Somebody like Murphy who borrows on behalf of his children late in life “does so with full knowledge that repayment may require that he remain employed at or past normal retirement age, that his income may top out or decrease at later stages of his or her career, and that further employment opportunities may be limited.” Even though Murphy and his wife have been living on her meager salary since he was laid off in 2002 because he hasn’t gotten hired anywhere else, enforcing his loan debts would not bring “undue hardship” on the Murphys according to the feds.
The ED’s lawyers laid out the case for maintaining such stringent terms around the exchange between education borrowers and taxpayers. Because student loans don’t require collateral or a credit check like other debts, they write, “[t]he government’s only financial protection lies in the debtor’s commitment to honor the obligation to repay the loan.”
Look, though, at the nitty-gritty of how the government and its agents at ECMC have sought to define “undue hardship” in individual cases.
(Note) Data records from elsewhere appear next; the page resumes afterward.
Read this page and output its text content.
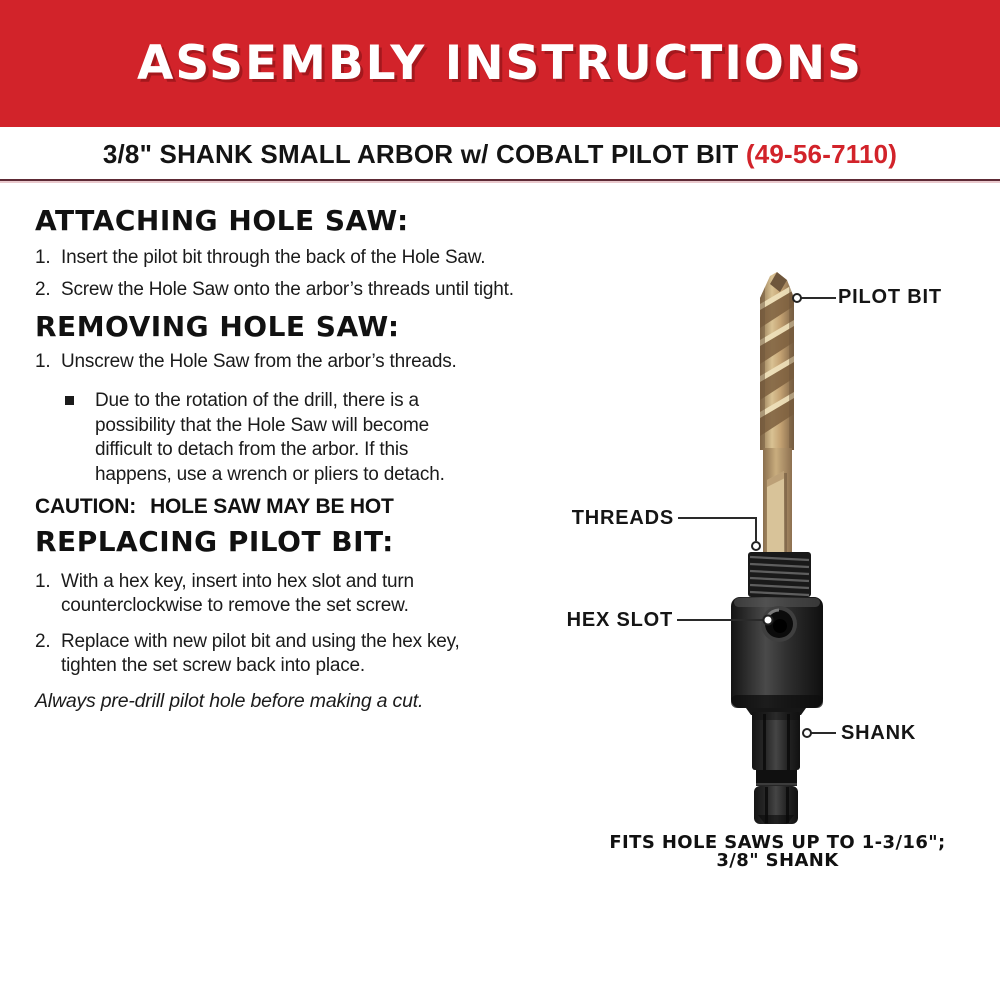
ASSEMBLY INSTRUCTIONS
3/8" SHANK SMALL ARBOR w/ COBALT PILOT BIT (49-56-7110)
ATTACHING HOLE SAW:
1. Insert the pilot bit through the back of the Hole Saw.
2. Screw the Hole Saw onto the arbor’s threads until tight.
REMOVING HOLE SAW:
1. Unscrew the Hole Saw from the arbor’s threads.
Due to the rotation of the drill, there is a
possibility that the Hole Saw will become
difficult to detach from the arbor. If this
happens, use a wrench or pliers to detach.
CAUTION: HOLE SAW MAY BE HOT
REPLACING PILOT BIT:
1. With a hex key, insert into hex slot and turn
counterclockwise to remove the set screw.
2. Replace with new pilot bit and using the hex key,
tighten the set screw back into place.
Always pre-drill pilot hole before making a cut.
PILOT BIT
THREADS
HEX SLOT
SHANK
FITS HOLE SAWS UP TO 1-3/16";
3/8" SHANK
Karen Schaffer went to McDonald’s regularly while caring for a sick husband and working full-time. That makes her guilty of luxury spending, according to ECMC, and proves her hardship is deserved rather than undue. Unemployed, disabled, and impoverished Monica Stitt dared to pay down some credit card debt when she briefly found work in 2008. That decision means she didn’t make a good-faith effort to repay her student loans, so no discharge for her either.
Perhaps such arguments from government lenders would make sense were there a track record of student borrowers trying to cheat on the deal they made by borrowing for school. That exact question has been studied repeatedly since the 1970s, as the Consumer Financial Protection Bureau (CFPB) noted in a 2012 report on both federal and private student lending.
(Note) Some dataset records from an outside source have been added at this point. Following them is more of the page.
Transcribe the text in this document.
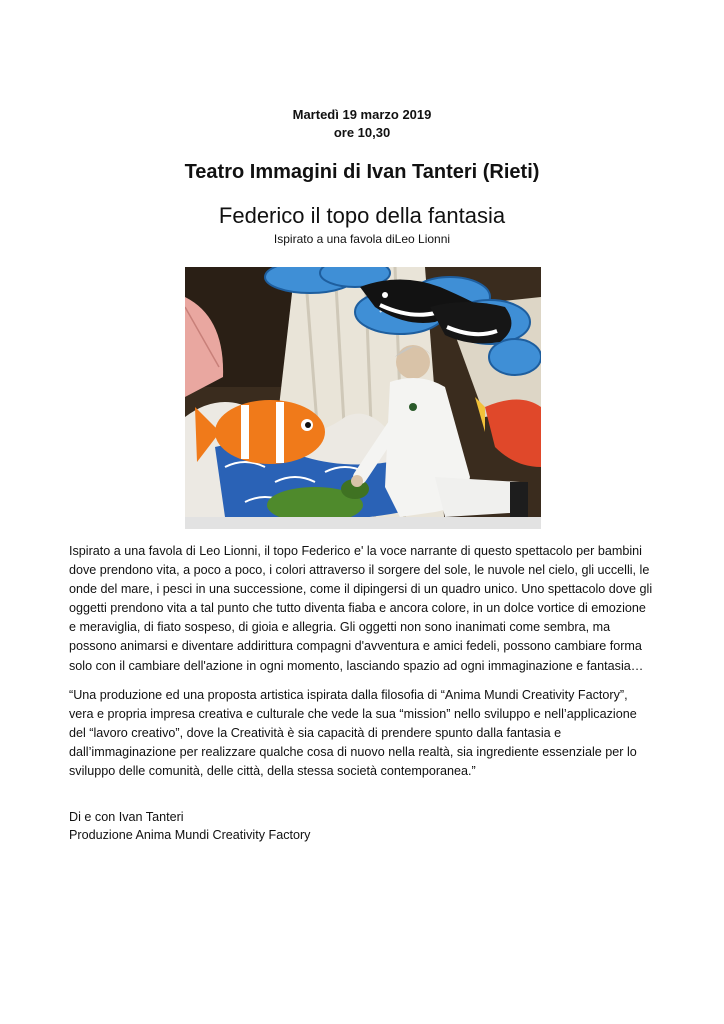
Martedì 19 marzo 2019
ore 10,30
Teatro Immagini di Ivan Tanteri (Rieti)
Federico il topo della fantasia
Ispirato a una favola diLeo Lionni

Ispirato a una favola di Leo Lionni, il topo Federico e' la voce narrante di questo spettacolo per bambini dove prendono vita, a poco a poco, i colori attraverso il sorgere del sole, le nuvole nel cielo, gli uccelli, le onde del mare, i pesci in una successione, come il dipingersi di un quadro unico. Uno spettacolo dove gli oggetti prendono vita a tal punto che tutto diventa fiaba e ancora colore, in un dolce vortice di emozione e meraviglia, di fiato sospeso, di gioia e allegria. Gli oggetti non sono inanimati come sembra, ma possono animarsi e diventare addirittura compagni d'avventura e amici fedeli, possono cambiare forma solo con il cambiare dell'azione in ogni momento, lasciando spazio ad ogni immaginazione e fantasia…

“Una produzione ed una proposta artistica ispirata dalla filosofia di “Anima Mundi Creativity Factory”, vera e propria impresa creativa e culturale che vede la sua “mission” nello sviluppo e nell’applicazione del “lavoro creativo”, dove la Creatività è sia capacità di prendere spunto dalla fantasia e dall’immaginazione per realizzare qualche cosa di nuovo nella realtà, sia ingrediente essenziale per lo sviluppo delle comunità, delle città, della stessa società contemporanea.”

Di e con Ivan Tanteri
Produzione Anima Mundi Creativity Factory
A 1976 government study “did not report a large number of student loan bankruptcies.” Congress created the “undue hardship” rule that same year, but only applied it for people less than five years into their repayment cycle. Congress extended that time window to seven years in 1990, before eliminating it entirely and requiring “undue hardship” findings for all bankrupt borrowers in 1998. A 1997 review that “did not find any systematic abuse of the bankruptcy system for student loan discharge” didn’t prevent lawmakers from tightening the rules, according to the CFPB.
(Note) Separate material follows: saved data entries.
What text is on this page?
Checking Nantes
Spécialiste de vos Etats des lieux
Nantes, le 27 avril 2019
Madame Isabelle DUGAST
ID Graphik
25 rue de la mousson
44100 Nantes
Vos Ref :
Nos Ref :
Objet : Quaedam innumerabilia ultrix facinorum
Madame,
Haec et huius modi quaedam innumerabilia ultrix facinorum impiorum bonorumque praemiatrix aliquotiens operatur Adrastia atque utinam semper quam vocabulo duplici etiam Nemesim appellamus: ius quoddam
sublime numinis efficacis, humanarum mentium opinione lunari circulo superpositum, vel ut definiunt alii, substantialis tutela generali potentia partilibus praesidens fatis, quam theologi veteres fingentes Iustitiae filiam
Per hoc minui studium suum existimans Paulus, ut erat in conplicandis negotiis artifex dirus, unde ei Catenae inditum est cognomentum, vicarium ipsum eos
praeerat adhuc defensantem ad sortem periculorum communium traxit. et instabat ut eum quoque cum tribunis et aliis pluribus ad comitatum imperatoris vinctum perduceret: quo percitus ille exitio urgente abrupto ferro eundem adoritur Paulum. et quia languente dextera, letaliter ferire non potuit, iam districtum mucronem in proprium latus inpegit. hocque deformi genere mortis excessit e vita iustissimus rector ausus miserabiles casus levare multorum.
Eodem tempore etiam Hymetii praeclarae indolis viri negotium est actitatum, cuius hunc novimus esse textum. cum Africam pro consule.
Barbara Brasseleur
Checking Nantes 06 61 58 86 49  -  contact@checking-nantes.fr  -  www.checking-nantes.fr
That suggests the tight definition of “undue hardship” that the Obama administration is seeking to uphold in Murphy’s case is a solution in search of a problem. Meanwhile, people finding it impossible to repay their student loans is a large and growing problem. Default rates are many times higher than their historic average, total loan volume outstanding tops a trillion dollars, and the ongoing weakness in the job market makes it likely that the disconnect between what people can earn from their education and what they owe for it will continue.